MAYS IBRAHIM (AL AIN)
In a climate-controlled room in Al Ain, a single houbara bustard egg rests in an artificial incubator – numbered, disinfected, and routinely inspected.
It is one of thousands that will hatch this season as part of an ambitious Houbara bustard conservation programme.
Under the vision of the UAE's Founding Father, the late Sheikh Zayed bin Sultan Al Nahyan, Abu Dhabi's International Fund for Houbara Conservation (IFHC) has been dedicated to securing a sustainable future for this once-vulnerable bird species for over 40 years.
The desert outside may not guarantee ideal conditions for the migratory bird to breed, but inside the fund's closed facilities, the climate is calibrated to the decimal – temperature, humidity, light – nothing is left to chance, as researchers work to regenerate the houbara bustard's wild populations.
At Al Ain International Hunting and Equestrian Exhibition 2025 (AAIHEX), Aletihad sat down with Hamda Al Ameri, Senior Specialist – Education Programme at the IFHC, who detailed the careful processes behind the breeding and release programme.
"The UAE is not the natural habitat for the Asian houbara; that's why our breeding centres are indoor facilities, so we can simulate its natural conditions," she explained.
These rooms are integral to stabilising the numbers of a species long threatened by hunting, habitat loss, and disrupted migration routes.
The fund's facilities span three locations chosen with scientific precision.
Pakistani-origin birds form the genetic backbone of the UAE breeding programme, while birds in Morocco belong to the North African subspecies, and the Kazakhstan centre focuses on migratory Asian lineages native to Central Asia.
Houbara migration routes are influenced by their genes, according to Al Ameri.
"We select resident-lineage Asian houbara for breeding inside the UAE, so they don't migrate but live year-round here," she said.
The Science Behind the Programme
The breeding process starts with collecting reproductive material from selected males.
After testing its quality, it is matched with the most genetically compatible female.
A vast internal database - described by Al Ameri as "the biggest family tree of the houbara" - stores the full genetic history of every bird and guides every insemination decision.
"We analyse every detail to decide which female is the best candidate," she said.
Once females start laying eggs, each one is collected, disinfected, and assigned a unique identification number.
"The number is crucial," Al Ameri stressed. "It becomes the bird's identity forever."
The eggs then move into artificial incubators for around 20 days, where they are monitored through candling and kept carefully separated so that shells – and their numbers – can never be mixed.
A single incubator room can hold up to 750 eggs in a season, according to Al Ameri.
Once the chicks hatch, they are divided according to their role in the programme; some will remain in the centres as future breeders, while others are prepared for release into the wild.
Chicks destined for release are conditioned to ensure they are capable of survival.
Feed and water are reduced, human presence is restricted, and birds are moved at one month old to outdoor enclosures known as tunnels, where they learn to tolerate heat.

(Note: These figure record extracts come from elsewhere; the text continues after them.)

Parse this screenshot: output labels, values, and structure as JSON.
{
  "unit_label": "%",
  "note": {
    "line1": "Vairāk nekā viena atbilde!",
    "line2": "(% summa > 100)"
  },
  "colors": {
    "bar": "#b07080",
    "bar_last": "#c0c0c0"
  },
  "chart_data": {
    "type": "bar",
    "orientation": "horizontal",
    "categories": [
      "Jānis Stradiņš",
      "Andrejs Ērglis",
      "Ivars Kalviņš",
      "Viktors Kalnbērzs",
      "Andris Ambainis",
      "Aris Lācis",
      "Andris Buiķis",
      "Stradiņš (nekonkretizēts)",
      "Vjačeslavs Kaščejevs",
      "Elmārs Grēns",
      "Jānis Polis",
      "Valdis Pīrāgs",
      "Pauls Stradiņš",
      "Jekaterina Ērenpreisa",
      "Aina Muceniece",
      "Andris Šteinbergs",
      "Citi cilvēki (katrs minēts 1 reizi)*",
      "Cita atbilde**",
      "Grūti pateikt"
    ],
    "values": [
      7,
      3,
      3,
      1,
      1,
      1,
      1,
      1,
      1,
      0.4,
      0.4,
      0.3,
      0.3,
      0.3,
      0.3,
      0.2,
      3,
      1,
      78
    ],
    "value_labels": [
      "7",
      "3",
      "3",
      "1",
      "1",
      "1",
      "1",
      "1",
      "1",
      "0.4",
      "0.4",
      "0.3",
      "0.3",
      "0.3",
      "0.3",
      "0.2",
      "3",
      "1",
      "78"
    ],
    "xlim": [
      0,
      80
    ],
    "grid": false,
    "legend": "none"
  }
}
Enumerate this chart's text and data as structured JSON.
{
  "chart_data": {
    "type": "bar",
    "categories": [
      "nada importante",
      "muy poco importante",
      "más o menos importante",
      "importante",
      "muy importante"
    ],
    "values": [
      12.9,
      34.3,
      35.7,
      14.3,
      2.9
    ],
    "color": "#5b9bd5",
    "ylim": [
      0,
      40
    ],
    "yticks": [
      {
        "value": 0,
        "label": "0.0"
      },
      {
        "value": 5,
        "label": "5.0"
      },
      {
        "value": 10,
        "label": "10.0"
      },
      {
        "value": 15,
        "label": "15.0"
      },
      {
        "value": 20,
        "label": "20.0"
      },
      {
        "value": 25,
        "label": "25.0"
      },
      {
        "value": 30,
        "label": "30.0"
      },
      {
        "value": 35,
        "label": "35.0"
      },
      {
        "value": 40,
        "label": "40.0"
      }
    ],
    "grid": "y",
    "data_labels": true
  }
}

When the birds are ready, some are sent to sustainable hunting reserves, others are provided to falconers for training, and the remainder are released directly into the wild. Before release, each bird is fitted with a solar-powered tracker that can last for up to 10 years, providing migration data, stopover points, and breeding behaviour.
Falconers as Vital Conservation Allies
In 2020, the houbara fund launched a major awareness campaign targeting falconers - long-time hunters of the prized bird. In response, falconers submitted 2,024 reports of houbara catches between 2020 and 2025.

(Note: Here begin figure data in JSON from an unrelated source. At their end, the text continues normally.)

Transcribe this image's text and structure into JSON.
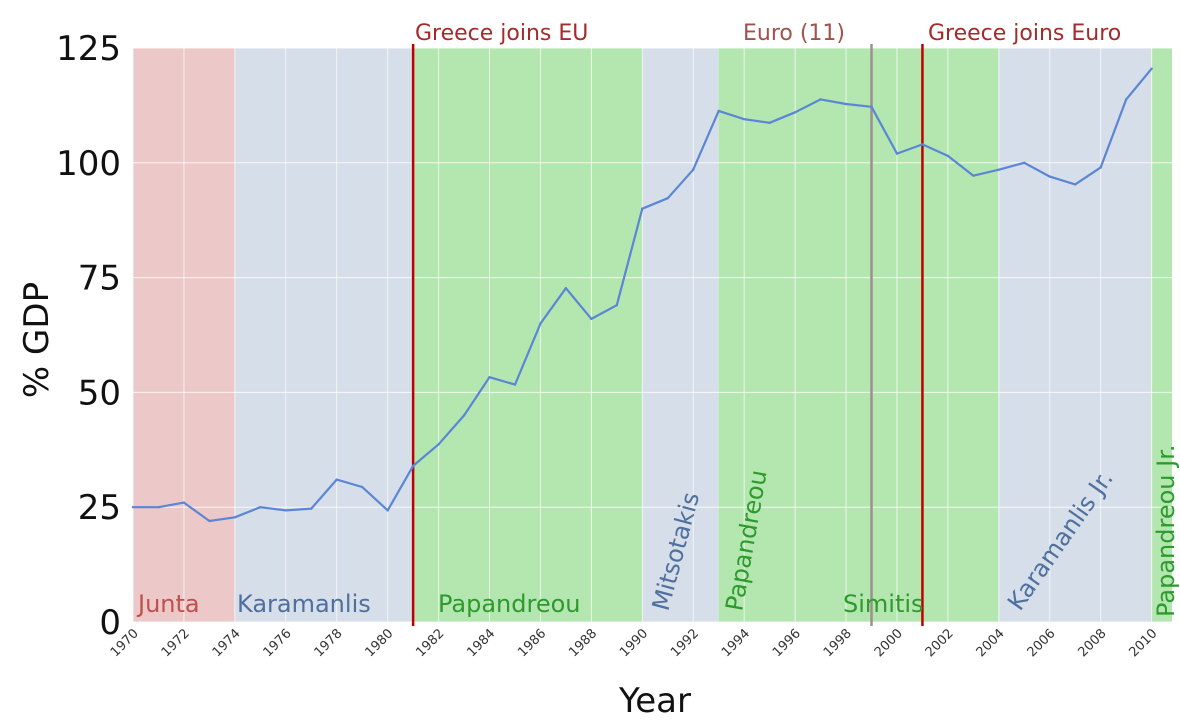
{
  "chart_data": {
    "type": "line",
    "xlabel": "Year",
    "ylabel": "% GDP",
    "xlim": [
      1970,
      2010.8
    ],
    "ylim": [
      0,
      125
    ],
    "yticks": [
      0,
      25,
      50,
      75,
      100,
      125
    ],
    "xticks": [
      1970,
      1972,
      1974,
      1976,
      1978,
      1980,
      1982,
      1984,
      1986,
      1988,
      1990,
      1992,
      1994,
      1996,
      1998,
      2000,
      2002,
      2004,
      2006,
      2008,
      2010
    ],
    "xtick_labels": [
      "1970",
      "1972",
      "1974",
      "1976",
      "1978",
      "1980",
      "1982",
      "1984",
      "1986",
      "1988",
      "1990",
      "1992",
      "1994",
      "1996",
      "1998",
      "2000",
      "2002",
      "2004",
      "2006",
      "2008",
      "2010"
    ],
    "grid": true,
    "series": [
      {
        "color": "#5b86d6",
        "x": [
          1970,
          1971,
          1972,
          1973,
          1974,
          1975,
          1976,
          1977,
          1978,
          1979,
          1980,
          1981,
          1982,
          1983,
          1984,
          1985,
          1986,
          1987,
          1988,
          1989,
          1990,
          1991,
          1992,
          1993,
          1994,
          1995,
          1996,
          1997,
          1998,
          1999,
          2000,
          2001,
          2002,
          2003,
          2004,
          2005,
          2006,
          2007,
          2008,
          2009,
          2010
        ],
        "y": [
          25.0,
          25.0,
          26.0,
          22.0,
          22.8,
          25.0,
          24.3,
          24.7,
          31.0,
          29.4,
          24.3,
          34.0,
          38.7,
          45.0,
          53.3,
          51.7,
          65.0,
          72.7,
          66.0,
          69.0,
          90.0,
          92.3,
          98.5,
          111.3,
          109.5,
          108.7,
          111.0,
          113.8,
          112.8,
          112.2,
          102.0,
          104.0,
          101.5,
          97.2,
          98.5,
          100.0,
          97.0,
          95.3,
          99.0,
          113.8,
          120.5
        ]
      }
    ],
    "periods": [
      {
        "label": "Junta",
        "start": 1970,
        "end": 1974,
        "fill": "#ecc8c8",
        "label_color": "#c0504d"
      },
      {
        "label": "Karamanlis",
        "start": 1974,
        "end": 1981,
        "fill": "#d5dee9",
        "label_color": "#4f6f9e"
      },
      {
        "label": "Papandreou",
        "start": 1981,
        "end": 1990,
        "fill": "#b4e6b0",
        "label_color": "#2e9a2e"
      },
      {
        "label": "Mitsotakis",
        "start": 1990,
        "end": 1993,
        "fill": "#d5dee9",
        "label_color": "#4f6f9e"
      },
      {
        "label": "Papandreou",
        "start": 1993,
        "end": 1996,
        "fill": "#b4e6b0",
        "label_color": "#2e9a2e"
      },
      {
        "label": "Simitis",
        "start": 1996,
        "end": 2004,
        "fill": "#b4e6b0",
        "label_color": "#2e9a2e"
      },
      {
        "label": "Karamanlis Jr.",
        "start": 2004,
        "end": 2010,
        "fill": "#d5dee9",
        "label_color": "#4f6f9e"
      },
      {
        "label": "Papandreou Jr.",
        "start": 2010,
        "end": 2010.8,
        "fill": "#b4e6b0",
        "label_color": "#2e9a2e"
      }
    ],
    "events": [
      {
        "label": "Greece joins EU",
        "year": 1981,
        "color": "#c00000",
        "text_color": "#a52a2a"
      },
      {
        "label": "Euro (11)",
        "year": 1999,
        "color": "#9e8f8f",
        "text_color": "#a0524d"
      },
      {
        "label": "Greece joins Euro",
        "year": 2001,
        "color": "#c00000",
        "text_color": "#a52a2a"
      }
    ]
  }
}
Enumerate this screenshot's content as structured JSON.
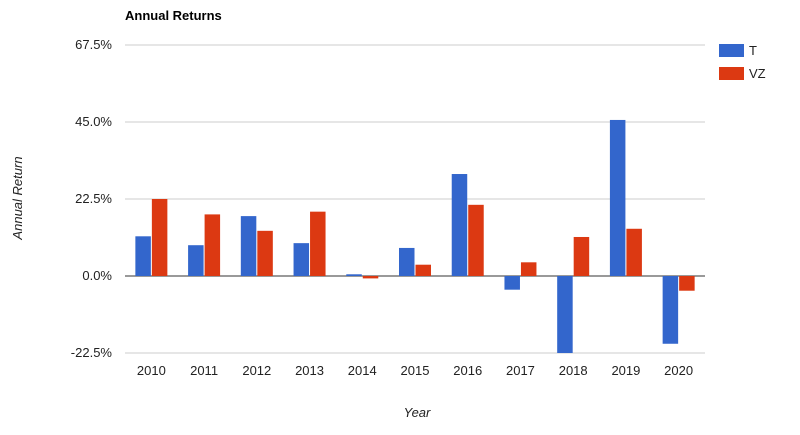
{
  "chart_data": {
    "type": "bar",
    "title": "Annual Returns",
    "xlabel": "Year",
    "ylabel": "Annual Return",
    "categories": [
      "2010",
      "2011",
      "2012",
      "2013",
      "2014",
      "2015",
      "2016",
      "2017",
      "2018",
      "2019",
      "2020"
    ],
    "series": [
      {
        "name": "T",
        "color": "#3366cc",
        "values": [
          11.6,
          9.0,
          17.5,
          9.6,
          0.5,
          8.2,
          29.8,
          -4.0,
          -22.5,
          45.6,
          -19.8
        ]
      },
      {
        "name": "VZ",
        "color": "#dc3912",
        "values": [
          22.5,
          18.0,
          13.2,
          18.8,
          -0.7,
          3.3,
          20.8,
          4.0,
          11.4,
          13.8,
          -4.3
        ]
      }
    ],
    "y_ticks": [
      -22.5,
      0,
      22.5,
      45,
      67.5
    ],
    "y_tick_labels": [
      "-22.5%",
      "0.0%",
      "22.5%",
      "45.0%",
      "67.5%"
    ],
    "ylim": [
      -22.5,
      67.5
    ],
    "grid": true,
    "legend_position": "right"
  }
}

Almost all of them (2,014) involved captive-bred birds, while only 10 were wild, according to Al Ameri.
The reports revealed that 120 released birds survived more than three years, while 13 had lived beyond five.
They also allowed the IFHC to trace where the birds had originally been released and how far they had travelled. Seventy-five percent of the catches involved birds released in Kazakhstan and Uzbekistan, 30% were traced back genetically to Central Asian lineages, and 60% were caught during migration.
"The campaign helped us map the primary migration lines of the Houbara," Al Ameri said.
"The birds raised in captivity follow the same natural migration routes as wild birds, which shows our strategy is working."
A Future Rewritten
The first captive-bred Asian houbara chick hatched at Al Ain Zoo in 1982.
In 2007, the UAE witnessed the first natural nesting of a released captive-bred female in the wild.
Today, nearly a million houbaras have been bred across three countries, of which 598,314 have been released into the wild.
The breeding population of the North African houbara (Chlamydotis undulata) grew from just 305 birds in 1997 to 8,619 in 2025. The Asian houbara (Chlamydotis macqueenii) expanded even more rapidly, rising from 36 breeders to 20,623 over the same period.
In the UAE, the NARC and SKHBC-AD facilities together hold around 14,500 cages and 4,300 tunnels across an area of 47 sq. km.
In Morocco, the ECWP centre contains 10,300 cages and 1,750 tunnels spread over 13 sq. km.
The Kazakhstan facility, SKHBC-KZ, operates 10,200 cages and 950 tunnels across 10 sq. km.